Yay and having put out a message to the wider family as I thought people would yell at me if I waited for things to get worse, someone read it, jumped to (the wrong) conclusions and yelled at me anyway. Oh well.

But people aren't always at their best in these situations so I just let it all roll off me. I'm sure I've done the same myself at some point!

@MysterOfwomanY there are many experts peering in from outside. They’re welcome to roll their sleeves up.

LUCKILY everyone else is way too far away!

Ah @MysterOfwomanY I feel your pain! DM has been given a place at a nice care home - she is being discharged from the hospital to the care home tomorrow.

Apparently, after 'a while' a social worker will visit to assess her to see if she might be able to go home or if she'll need care for the rest of her life. Social services are funding the care until this decision has been made.

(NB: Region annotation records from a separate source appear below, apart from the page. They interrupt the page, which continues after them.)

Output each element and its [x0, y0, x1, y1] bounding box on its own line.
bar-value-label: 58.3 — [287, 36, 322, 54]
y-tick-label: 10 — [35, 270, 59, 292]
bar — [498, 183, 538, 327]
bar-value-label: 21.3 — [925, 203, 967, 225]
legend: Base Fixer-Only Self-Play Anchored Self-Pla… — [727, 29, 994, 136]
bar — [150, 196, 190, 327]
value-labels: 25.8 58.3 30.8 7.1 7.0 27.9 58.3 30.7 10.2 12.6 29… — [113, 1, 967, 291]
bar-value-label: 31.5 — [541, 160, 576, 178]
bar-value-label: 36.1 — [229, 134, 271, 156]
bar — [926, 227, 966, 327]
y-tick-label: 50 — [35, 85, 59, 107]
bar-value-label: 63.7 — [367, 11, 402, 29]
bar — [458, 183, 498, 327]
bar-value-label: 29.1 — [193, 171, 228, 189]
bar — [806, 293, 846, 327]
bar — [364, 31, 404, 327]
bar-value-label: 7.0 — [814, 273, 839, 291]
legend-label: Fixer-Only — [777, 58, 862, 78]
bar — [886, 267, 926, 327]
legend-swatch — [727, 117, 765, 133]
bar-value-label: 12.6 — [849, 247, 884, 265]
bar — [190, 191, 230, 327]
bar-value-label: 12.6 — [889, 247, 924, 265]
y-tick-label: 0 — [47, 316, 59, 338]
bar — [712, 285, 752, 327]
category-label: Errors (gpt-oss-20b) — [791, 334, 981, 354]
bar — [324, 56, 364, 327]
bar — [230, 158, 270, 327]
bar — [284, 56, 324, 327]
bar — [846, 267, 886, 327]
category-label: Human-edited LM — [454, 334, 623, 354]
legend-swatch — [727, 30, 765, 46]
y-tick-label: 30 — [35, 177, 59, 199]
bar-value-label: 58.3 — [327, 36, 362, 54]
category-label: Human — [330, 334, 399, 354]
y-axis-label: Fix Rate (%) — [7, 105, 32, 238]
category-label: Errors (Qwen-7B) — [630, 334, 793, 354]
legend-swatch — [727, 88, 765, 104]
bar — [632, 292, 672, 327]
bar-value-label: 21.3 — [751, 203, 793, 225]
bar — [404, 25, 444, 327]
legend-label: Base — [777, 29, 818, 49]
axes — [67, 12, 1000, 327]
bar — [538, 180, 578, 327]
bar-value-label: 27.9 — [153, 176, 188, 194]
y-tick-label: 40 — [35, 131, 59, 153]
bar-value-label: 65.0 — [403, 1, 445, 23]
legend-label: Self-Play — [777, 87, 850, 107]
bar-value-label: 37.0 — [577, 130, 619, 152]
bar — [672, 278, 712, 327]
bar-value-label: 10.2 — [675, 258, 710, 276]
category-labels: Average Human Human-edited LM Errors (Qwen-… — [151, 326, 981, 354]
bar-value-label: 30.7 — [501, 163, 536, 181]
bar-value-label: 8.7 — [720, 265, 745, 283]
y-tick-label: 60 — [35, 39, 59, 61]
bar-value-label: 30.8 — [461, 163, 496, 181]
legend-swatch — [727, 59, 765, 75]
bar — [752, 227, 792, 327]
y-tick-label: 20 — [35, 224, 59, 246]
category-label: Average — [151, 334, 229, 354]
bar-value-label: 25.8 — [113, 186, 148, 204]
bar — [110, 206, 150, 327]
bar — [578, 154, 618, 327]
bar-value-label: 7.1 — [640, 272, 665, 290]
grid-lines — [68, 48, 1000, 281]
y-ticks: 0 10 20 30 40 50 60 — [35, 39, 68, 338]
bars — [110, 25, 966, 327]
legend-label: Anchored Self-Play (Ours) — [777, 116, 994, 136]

In a way I'm hopeful that she can get over whatever has been causing this acute confusion - but apparently all of her scans including a brain MRI are normal. I was expecting them to say that her MRI was consistent with dementia but I have been told by the hospital that that isn't the case. In another way I hope she settles well in the care home and can stay so that she is looked after (and selfishly so that I don't need to be running around sorting everything out.) If she stays there then it will be a case of either selling or letting her house out and paying the care home fees.

I'm so tired of all this now.

I don't think anyone will shout at me (apart from DM) but I haven't got the energy to care if they do!